— Где же разница?
   — Разница есть. У животных есть воля, а у растения ее нет. Теперь понял? Оскар обладает великолепным разумом, равным разуму Бога, но у него не наберется воли и жалкого червя. У него лишь ответная реакция, но не желания. Когда дует теплый ветер, он выползает в поисках пищи наружу, когда становится холодно — заползает обратно в пещеру, которую сам соорудил, растопив лед теплом своего тела, но это не воля — это всего лишь ответная реакция. Он начисто лишен желаний!
   Хэм уставился на нее, забыв об усталости.
   — Будь я проклят, если ты не права! — воскликнул он. — Так вот почему он — или они — никогда не задают вопросов! Чтобы задать вопрос, необходимо желание или воля! И вот почему у них нет и никогда не будет цивилизации!

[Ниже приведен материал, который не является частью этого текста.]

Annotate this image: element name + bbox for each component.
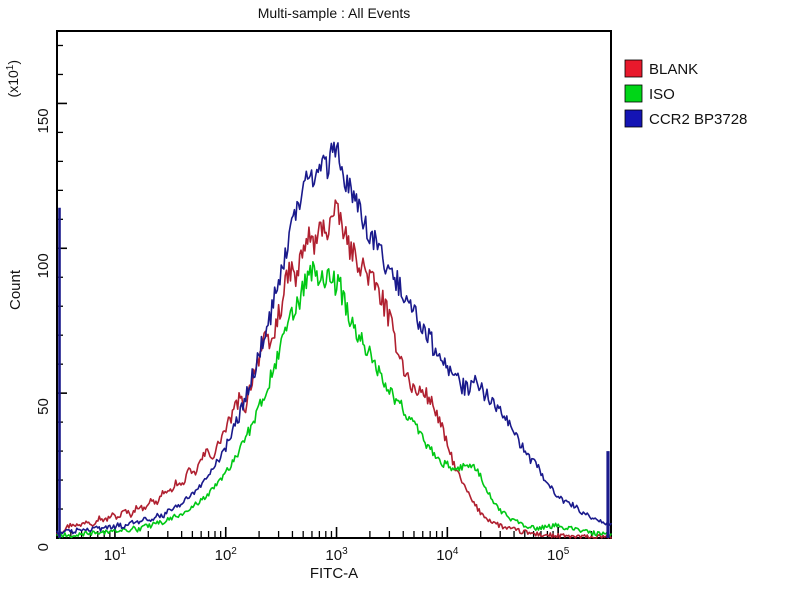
legend-label: ISO [649, 86, 675, 103]
y-tick-label: 100 [35, 253, 52, 278]
svg-text:(x101): (x101) [5, 60, 21, 97]
svg-text:105: 105 [547, 546, 570, 564]
legend-label: CCR2 BP3728 [649, 111, 747, 128]
legend-item-ccr2-bp3728[interactable]: CCR2 BP3728 [625, 110, 747, 128]
chart-title: Multi-sample : All Events [258, 5, 411, 21]
y-axis-ticks: 050100150 [35, 45, 67, 551]
histogram-svg: Multi-sample : All Events (x101) Count F… [0, 0, 800, 600]
x-tick-label: 102 [215, 546, 238, 564]
curve-blank [57, 200, 611, 538]
legend-swatch [625, 60, 642, 77]
y-tick-label: 150 [35, 108, 52, 133]
y-tick-label: 50 [35, 398, 52, 415]
curve-ccr2-bp3728 [57, 142, 611, 534]
histogram-curves [57, 142, 611, 538]
legend-label: BLANK [649, 61, 698, 78]
svg-text:103: 103 [325, 546, 348, 564]
svg-text:102: 102 [215, 546, 238, 564]
flow-cytometry-histogram: Multi-sample : All Events (x101) Count F… [0, 0, 800, 600]
x-tick-label: 101 [104, 546, 127, 564]
legend-swatch [625, 85, 642, 102]
y-axis-label: Count [7, 269, 24, 310]
legend: BLANKISOCCR2 BP3728 [625, 60, 747, 128]
x-axis-label: FITC-A [310, 565, 358, 582]
y-mult-close: ) [5, 60, 21, 65]
y-tick-label: 0 [35, 543, 52, 551]
svg-text:104: 104 [436, 546, 459, 564]
legend-swatch [625, 110, 642, 127]
curve-iso [57, 262, 611, 538]
legend-item-iso[interactable]: ISO [625, 85, 675, 103]
legend-item-blank[interactable]: BLANK [625, 60, 698, 78]
svg-text:101: 101 [104, 546, 127, 564]
x-tick-label: 104 [436, 546, 459, 564]
x-tick-label: 105 [547, 546, 570, 564]
y-mult-open: (x10 [5, 70, 21, 97]
x-tick-label: 103 [325, 546, 348, 564]
y-axis-multiplier: (x101) [5, 60, 21, 97]
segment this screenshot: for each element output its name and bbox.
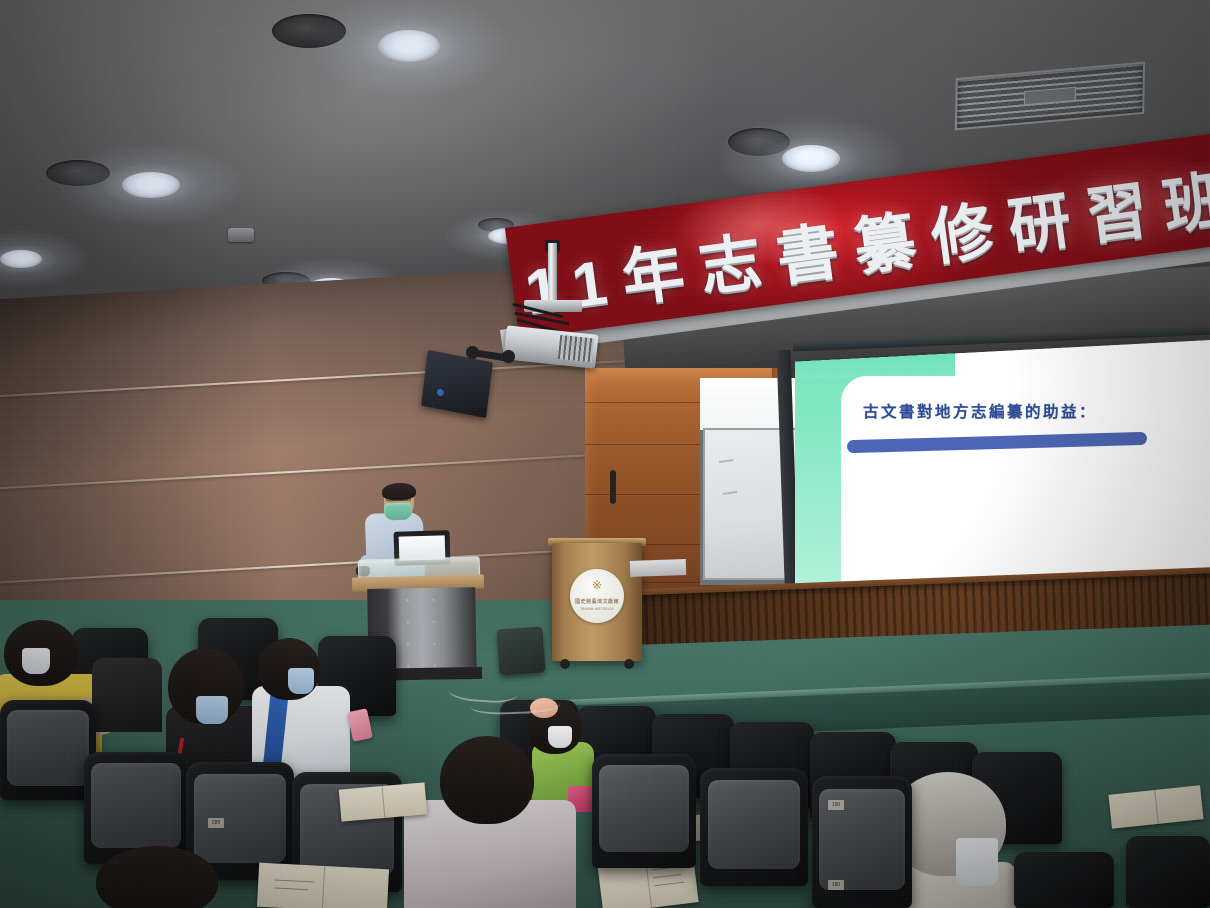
downlight-on-icon xyxy=(122,172,180,198)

   — Поэтому и еще по многим другим причинам, — сказала Пэт. — Подумай вот о чем! У Оскара отсутствует половое различие, а ведь секс играет большую роль в устройстве цивилизации. Он является основой семьи, а у вида, к которому относится Оскар, не существует таких понятий, как родители и дети. Он попросту разделяется надвое, и каждая его половина — это взрослая особь, возможно, с самого рождения обладающая всеми знаниями и памятью оригинала. В любви у него нет необходимости, фактически ей нет места в его жизни, и, следовательно, нет причин бороться за подругу и семью, и нет оснований использовать разум для развития искусства, науки или… чего угодно! — Она помолчала немного. — И потом, Хэм, ты слышал когда-нибудь о законе Мальтуса?
   — Что-то не припомню.
   — В общем, закон Мальтуса гласит, что численность населения зависит от количества произведенного продовольствия. С ростом производства продуктов питания пропорционально растет и население. Развитие человеческого рода проходило в рамках этого закона. В последние сто лет или около того он потерял свое значение, но именно благодаря ему человек стал человеком.
   — Потерял значение! Звучит так, как если бы отменили закон всемирного тяготения или сочинили новый закон Кулона.
   — Нет, нет, — возразила она, — он утратил значение вследствие быстрого технического развития в XIX и XX столетиях, в результате чего производство продуктов питания возросло настолько, что население было уже не в состоянии потребить всего. Но время настанет, и закон Мальтуса вновь окажется в силе.
   — А при чем здесь Оскар?
   — При том, Хэм: его развитие проходило вне рамок этого закона. Другие факторы поддерживали их численность ниже критического уровня, при котором ощущается недостаток пищи, и поэтому данный вид развивался, не имея понятия о том, что такое борьба. Он настолько идеально приспособился к окружающей среде, что абсолютно ни в чем не нуждается. Цивилизация для него — излишество!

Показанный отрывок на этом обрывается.